Uma segunda lição "pra viagem" é a importância da luta e da dor
para o desenvolvimento de um caráter.
Eu geralmente descrevo o processo de recuperação que observo em meus pacientes
como transformativos, e equivalentes de muitas maneiras
`a evolução de larva em borboleta.
É a luta para reemergir que é crucial no processo de transformação;
sem a luta a nova entidade não surgirá.
E isso realça para mim a importância
da luta e a dificuldade em desenvolvimento do caráter,
e como muitas vezes algo mais significativo
e potencialmente bonito pode ser obtido
se sua aquisição envolve o desafio e a luta.
Acredito que há um grande custo
para o caráter de um ser humano se as coisas são adquiridas tão facilmente.
E para levar este um ponto um pouco mais adiante,
penso que é importante para os indivíduos e comunidades
examinarem continuamente as crenças que eles mantém coletivamente.
No último século as culturas ocidentais parecem ter cada vez mais adotado
o que se costuma chamar de "o mito da felicidade".
A ideia inerente neste mito
é que se nós não estamos felizes o tempo todo, algo está errado.
E se esta é a crença vocês podem imaginar o terrível dilema
enfrentado por qualquer um que passe por tempos difíceis
ou que resiste a um evento traumático.
A mensagem inerente nisto é que
se você não está feliz há algo errado com você,
e se nós aceitarmos esta crença ou mito sem pensar,
sem examinar suas implicações,
estaremos em risco significativo de promover a autoalienação e a de outros
que eu me referi a um momento atrás.
A crença da felicidade ou satisfação deve estar sempre presente,
e se não está, isso diz algo negativo sobre nós mesmos,
irá nos encorajar a negar ou evitar qualquer experiência interna que contrarie
e isso coloca indivíduos e comunidades
em um risco ainda maior de sofrimento se e quando um evento traumático ocorre.
Meu desejo é que em nível de indivíduo e de comunidade,
nós deveríamos nos esforçar mais e mais pela total integração,
de tal forma que nossa habilidade de experimentar o medo ou a tristeza ou a incerteza
possa ser recepcionada tanto quanto nossa habilidade de experimentar a felicidade,
orgulho ou satisfação.
Se, no dia a dia,
nós como indivíduos e como membros participantes em nossas comunidades
estamos melhor capacitados a operar dessa posição
onde toda a experiência é valorizada, eu acredito que nós seremos mais saudáveis,
e mais capazes de lidar com os desafios em nossas vidas
de um lugar onde se está disposto e capaz
de se ter uma experiência seja qual for os desafios que ela acarreta.

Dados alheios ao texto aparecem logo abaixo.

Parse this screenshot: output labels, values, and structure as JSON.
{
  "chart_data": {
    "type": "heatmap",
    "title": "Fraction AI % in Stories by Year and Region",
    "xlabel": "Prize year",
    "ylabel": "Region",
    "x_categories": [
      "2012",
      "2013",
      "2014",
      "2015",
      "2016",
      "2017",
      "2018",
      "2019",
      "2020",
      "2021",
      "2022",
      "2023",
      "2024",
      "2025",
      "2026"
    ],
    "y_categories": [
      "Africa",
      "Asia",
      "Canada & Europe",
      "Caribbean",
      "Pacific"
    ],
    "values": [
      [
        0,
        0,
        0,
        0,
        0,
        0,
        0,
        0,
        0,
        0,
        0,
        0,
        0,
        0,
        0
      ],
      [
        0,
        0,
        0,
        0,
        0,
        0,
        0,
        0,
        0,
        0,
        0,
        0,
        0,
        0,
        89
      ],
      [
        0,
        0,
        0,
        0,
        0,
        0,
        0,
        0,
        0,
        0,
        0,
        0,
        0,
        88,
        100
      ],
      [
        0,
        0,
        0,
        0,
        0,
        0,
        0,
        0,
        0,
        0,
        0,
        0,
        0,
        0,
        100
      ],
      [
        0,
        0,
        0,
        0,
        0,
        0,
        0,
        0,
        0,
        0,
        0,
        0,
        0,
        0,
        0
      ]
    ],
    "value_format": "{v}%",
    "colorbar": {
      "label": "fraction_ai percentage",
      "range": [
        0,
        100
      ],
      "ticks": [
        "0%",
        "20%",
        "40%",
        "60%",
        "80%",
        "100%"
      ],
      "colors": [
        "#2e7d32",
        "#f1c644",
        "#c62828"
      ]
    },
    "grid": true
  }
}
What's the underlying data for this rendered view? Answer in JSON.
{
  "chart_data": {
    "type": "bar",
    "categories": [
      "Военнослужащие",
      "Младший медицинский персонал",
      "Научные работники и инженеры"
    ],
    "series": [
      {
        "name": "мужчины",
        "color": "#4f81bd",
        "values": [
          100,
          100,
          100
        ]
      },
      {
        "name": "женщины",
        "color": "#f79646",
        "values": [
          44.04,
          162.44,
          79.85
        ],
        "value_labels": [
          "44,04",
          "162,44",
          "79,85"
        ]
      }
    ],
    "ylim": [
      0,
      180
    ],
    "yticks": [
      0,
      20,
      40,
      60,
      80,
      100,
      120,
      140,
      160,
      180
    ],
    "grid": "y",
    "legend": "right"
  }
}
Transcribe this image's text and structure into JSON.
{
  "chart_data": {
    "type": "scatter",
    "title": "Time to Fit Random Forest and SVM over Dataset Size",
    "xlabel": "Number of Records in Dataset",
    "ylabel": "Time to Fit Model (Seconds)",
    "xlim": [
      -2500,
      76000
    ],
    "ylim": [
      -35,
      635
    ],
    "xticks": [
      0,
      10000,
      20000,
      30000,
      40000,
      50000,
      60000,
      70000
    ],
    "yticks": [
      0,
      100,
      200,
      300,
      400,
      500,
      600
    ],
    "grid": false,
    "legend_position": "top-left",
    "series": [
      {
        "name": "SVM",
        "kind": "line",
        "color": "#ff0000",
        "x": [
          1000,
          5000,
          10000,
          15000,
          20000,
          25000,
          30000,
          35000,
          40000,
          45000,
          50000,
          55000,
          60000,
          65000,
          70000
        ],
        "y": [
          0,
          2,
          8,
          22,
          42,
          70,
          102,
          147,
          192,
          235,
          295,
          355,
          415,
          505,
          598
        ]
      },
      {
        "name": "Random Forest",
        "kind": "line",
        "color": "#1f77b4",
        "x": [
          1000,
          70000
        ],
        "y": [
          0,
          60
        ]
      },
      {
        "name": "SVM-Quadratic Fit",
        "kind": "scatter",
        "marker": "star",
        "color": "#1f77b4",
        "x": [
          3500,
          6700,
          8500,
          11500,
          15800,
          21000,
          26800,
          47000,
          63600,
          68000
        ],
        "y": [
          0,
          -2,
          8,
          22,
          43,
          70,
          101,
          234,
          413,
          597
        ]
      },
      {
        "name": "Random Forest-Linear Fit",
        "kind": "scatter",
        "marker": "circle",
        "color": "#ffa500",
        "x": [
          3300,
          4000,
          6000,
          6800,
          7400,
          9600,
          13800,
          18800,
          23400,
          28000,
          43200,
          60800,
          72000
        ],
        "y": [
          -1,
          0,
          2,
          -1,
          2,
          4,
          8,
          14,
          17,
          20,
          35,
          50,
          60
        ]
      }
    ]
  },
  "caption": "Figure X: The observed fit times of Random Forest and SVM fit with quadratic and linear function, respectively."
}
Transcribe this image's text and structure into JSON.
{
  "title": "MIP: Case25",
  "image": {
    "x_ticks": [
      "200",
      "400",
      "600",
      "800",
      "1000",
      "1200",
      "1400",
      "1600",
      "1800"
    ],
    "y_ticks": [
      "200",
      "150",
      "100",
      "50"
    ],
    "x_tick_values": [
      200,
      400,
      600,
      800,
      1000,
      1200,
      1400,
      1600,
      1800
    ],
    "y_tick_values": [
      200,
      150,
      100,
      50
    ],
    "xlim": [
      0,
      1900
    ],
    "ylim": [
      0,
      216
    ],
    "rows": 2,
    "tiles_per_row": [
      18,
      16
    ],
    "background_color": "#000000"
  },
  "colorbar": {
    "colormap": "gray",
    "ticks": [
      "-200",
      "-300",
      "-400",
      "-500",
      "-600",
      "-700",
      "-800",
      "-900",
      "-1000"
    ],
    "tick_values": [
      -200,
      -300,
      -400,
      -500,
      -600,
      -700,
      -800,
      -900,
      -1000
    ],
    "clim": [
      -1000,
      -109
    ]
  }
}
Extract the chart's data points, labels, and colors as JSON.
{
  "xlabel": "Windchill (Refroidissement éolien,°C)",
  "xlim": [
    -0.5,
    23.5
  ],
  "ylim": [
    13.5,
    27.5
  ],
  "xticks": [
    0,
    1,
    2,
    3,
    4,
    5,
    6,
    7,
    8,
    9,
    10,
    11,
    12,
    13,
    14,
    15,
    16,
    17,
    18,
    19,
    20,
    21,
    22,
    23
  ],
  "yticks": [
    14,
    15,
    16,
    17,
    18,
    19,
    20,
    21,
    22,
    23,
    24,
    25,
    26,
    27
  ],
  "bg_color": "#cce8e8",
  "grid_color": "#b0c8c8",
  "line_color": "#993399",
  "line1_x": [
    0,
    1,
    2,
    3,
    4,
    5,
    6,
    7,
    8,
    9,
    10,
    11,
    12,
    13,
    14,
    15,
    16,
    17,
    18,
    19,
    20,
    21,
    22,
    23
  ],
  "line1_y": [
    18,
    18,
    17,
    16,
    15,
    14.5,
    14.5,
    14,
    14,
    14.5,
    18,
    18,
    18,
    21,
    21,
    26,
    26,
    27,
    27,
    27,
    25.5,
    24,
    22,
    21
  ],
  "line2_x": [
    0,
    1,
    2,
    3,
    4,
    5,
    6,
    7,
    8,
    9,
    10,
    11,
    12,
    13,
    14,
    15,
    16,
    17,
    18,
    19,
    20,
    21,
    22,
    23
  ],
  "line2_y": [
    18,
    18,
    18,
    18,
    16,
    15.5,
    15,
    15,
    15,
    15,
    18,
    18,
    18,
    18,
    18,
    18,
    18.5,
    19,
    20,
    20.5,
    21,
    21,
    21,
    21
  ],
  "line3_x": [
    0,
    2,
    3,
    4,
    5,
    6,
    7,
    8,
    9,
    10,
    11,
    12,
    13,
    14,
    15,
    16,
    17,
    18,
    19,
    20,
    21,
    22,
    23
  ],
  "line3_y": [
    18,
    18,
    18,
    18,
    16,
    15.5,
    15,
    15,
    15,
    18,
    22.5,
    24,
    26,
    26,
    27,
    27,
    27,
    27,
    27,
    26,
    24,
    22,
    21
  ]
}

Vou deixá-los com uma das lições mais difíceis
que eu tive do meu trabalho até agora,
e essa é, nós não temos controle sobre tudo,
coisas ruins de fato acontecem às pessoas boas,
e muito do que acontece em nossas sociedades não é justo.
E é um desafio às vezes ter esse conhecimento
e escolher participar deste mundo assim mesmo.
Mas como eu apresentei,
o custo de evitar ou negar este fato é muito alto em minha opinião,
para o potencial tal negação pode ter
em nossas conexões conosco e com os outros.
Muito obrigada por me permitirem falar com vocês hoje.